More precisely, we seek new weights \(\left(\omega_j\right)_{j \in s}\) which are “as close as” the initial weights \(\left(d_j\right)_{j \in s}\) and such that the following \(K\) calibration equations based on the auxiliary variables \(x=\left(x^1,x^2 \cdots x^K\right)\) are satisfied:
\[\begin{equation} \sum_{j \in s} \omega_j x_j = \sum_{j \in s} \omega_j \left(x_j^1,x_j^2 \cdots x_j^K\right)=\left(X^1,X^2 \cdots X^K\right)=X \tag{7.4} \end{equation}\]
The solution to this problem (7.4) is given by: \(\omega_j = d_j F\left(x_j \lambda\right)\), where \(\lambda\) is a constant parameter and \(F\) a function which depends on the calibration method used. For example, \(F\left(u\right)=1+u\) for the linear method and \(F\left(u\right)=exp\left(u\right)\) for the “raking ratio” method. As to the constant parameter \(\lambda\), it is determined through solving the system of \(K\) calibration equations (7.4)
Calibration weighting is a very powerful technique to reduce sampling variance when the auxiliary variables are related to the target characteristics of the survey. A key result in calibration theory was found by Deville and Särndal (1992): provided the sample size is large enough, the variance of the estimator \(\hat{Y}_{Calib} = \sum_{j \in s} \omega_j y_j\) based on the “calibrated” weights is equal to the variance of the estimator based on the initial weights \(\left(d_j\right)_{j \in s}\) and using the regression residuals as variable of interest:
\[\begin{equation} \displaystyle{V\left(\hat{Y}_{Calib}\right) \approx V\left(\hat{E}_{HT}\right)} \tag{7.5} \end{equation}\]
Where \(\displaystyle{\hat{E}_{HT}=\sum_{i \in s} \frac{y_i - \hat{B}x_i}{\pi_i}=\sum_{i \in s} d_i \left(y_i - \hat{B}x_i\right)}\)
Thus, when the variables \(x_i\) are well related to the study variable \(y\), then the regression residuals are close to zero and so is the variance (7.5) of the regression estimator.

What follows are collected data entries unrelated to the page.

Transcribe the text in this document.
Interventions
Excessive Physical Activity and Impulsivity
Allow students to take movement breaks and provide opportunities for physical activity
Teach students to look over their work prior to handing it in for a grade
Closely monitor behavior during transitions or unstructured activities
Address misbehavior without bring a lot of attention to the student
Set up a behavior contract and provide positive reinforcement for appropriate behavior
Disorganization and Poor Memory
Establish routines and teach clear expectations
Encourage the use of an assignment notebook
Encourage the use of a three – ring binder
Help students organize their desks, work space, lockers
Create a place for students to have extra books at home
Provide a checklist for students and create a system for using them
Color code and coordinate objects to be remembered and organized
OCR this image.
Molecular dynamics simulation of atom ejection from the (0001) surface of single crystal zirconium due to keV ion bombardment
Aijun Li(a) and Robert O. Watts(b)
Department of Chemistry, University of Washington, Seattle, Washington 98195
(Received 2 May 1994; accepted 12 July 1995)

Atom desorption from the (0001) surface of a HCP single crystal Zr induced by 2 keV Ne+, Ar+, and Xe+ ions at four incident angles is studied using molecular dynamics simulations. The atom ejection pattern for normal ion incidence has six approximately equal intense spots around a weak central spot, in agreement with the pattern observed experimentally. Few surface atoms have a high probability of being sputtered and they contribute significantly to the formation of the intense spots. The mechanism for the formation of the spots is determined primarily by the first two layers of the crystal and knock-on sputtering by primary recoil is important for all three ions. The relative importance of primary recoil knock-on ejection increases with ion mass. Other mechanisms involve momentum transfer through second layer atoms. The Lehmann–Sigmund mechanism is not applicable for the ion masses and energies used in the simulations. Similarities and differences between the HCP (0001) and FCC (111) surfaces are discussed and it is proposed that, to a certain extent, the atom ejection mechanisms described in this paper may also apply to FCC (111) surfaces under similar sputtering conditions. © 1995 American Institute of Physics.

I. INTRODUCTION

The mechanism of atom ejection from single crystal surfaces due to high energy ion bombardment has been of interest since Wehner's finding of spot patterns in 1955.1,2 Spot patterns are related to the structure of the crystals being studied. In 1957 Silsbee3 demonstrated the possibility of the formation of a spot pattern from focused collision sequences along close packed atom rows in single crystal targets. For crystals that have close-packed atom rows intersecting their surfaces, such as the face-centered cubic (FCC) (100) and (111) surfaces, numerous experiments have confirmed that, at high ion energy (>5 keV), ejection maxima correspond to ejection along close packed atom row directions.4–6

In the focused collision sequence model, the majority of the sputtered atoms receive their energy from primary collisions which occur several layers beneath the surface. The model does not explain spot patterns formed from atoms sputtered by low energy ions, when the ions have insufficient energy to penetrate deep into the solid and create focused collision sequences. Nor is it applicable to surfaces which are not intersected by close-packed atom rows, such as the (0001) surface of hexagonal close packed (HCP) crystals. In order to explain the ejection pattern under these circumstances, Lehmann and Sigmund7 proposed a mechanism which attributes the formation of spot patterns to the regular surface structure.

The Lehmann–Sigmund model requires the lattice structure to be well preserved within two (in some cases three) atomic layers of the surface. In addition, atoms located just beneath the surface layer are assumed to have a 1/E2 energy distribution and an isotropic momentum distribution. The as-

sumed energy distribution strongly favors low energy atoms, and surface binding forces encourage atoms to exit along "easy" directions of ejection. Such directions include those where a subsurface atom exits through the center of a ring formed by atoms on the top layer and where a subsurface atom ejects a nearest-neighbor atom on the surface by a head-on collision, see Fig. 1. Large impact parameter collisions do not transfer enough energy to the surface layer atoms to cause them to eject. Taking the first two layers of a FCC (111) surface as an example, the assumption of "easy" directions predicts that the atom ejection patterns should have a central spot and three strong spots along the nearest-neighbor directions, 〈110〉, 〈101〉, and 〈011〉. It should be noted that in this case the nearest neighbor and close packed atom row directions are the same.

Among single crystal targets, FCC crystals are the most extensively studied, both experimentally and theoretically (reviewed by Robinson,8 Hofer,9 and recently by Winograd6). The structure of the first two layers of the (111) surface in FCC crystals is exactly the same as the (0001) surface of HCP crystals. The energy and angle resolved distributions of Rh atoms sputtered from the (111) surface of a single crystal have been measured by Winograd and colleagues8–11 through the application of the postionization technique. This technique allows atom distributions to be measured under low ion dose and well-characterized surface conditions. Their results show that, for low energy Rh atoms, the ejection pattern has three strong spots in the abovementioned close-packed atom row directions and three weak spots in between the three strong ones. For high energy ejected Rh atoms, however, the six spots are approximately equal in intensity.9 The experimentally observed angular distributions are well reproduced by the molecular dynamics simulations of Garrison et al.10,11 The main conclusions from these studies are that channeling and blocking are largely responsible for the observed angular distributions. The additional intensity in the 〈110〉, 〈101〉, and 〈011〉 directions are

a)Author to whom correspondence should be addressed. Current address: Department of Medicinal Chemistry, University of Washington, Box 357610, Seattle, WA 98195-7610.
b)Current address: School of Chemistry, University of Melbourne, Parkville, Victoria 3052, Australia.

Furthermore, another interesting result states the calibration estimator is asymptotically unbiased.
7.3 Software implementation
Calibration is a commonly used technique in survey sampling to help increase sample accuracy. A lot of software tools are now available to perform the computation of calibrated weights from a set of population benchmarks:
- The SAS macro CALMAR developed by France’s National Statistical Institute (INSEE10)
- The Stata command Calibrate
- The R package Sampling
- The R Shiny app Calif developed by Slovakia’s National Statistical Institute
As a weighting adjustment technique, calibration modifies the distribution of sampling weights. It is therefore important to check for extreme values in the weight distribution in order to keep the impact of calibration under control. For instance, “bounded” methods, keeping the ratios between final and initial weights under two predefined limits, are often recommended.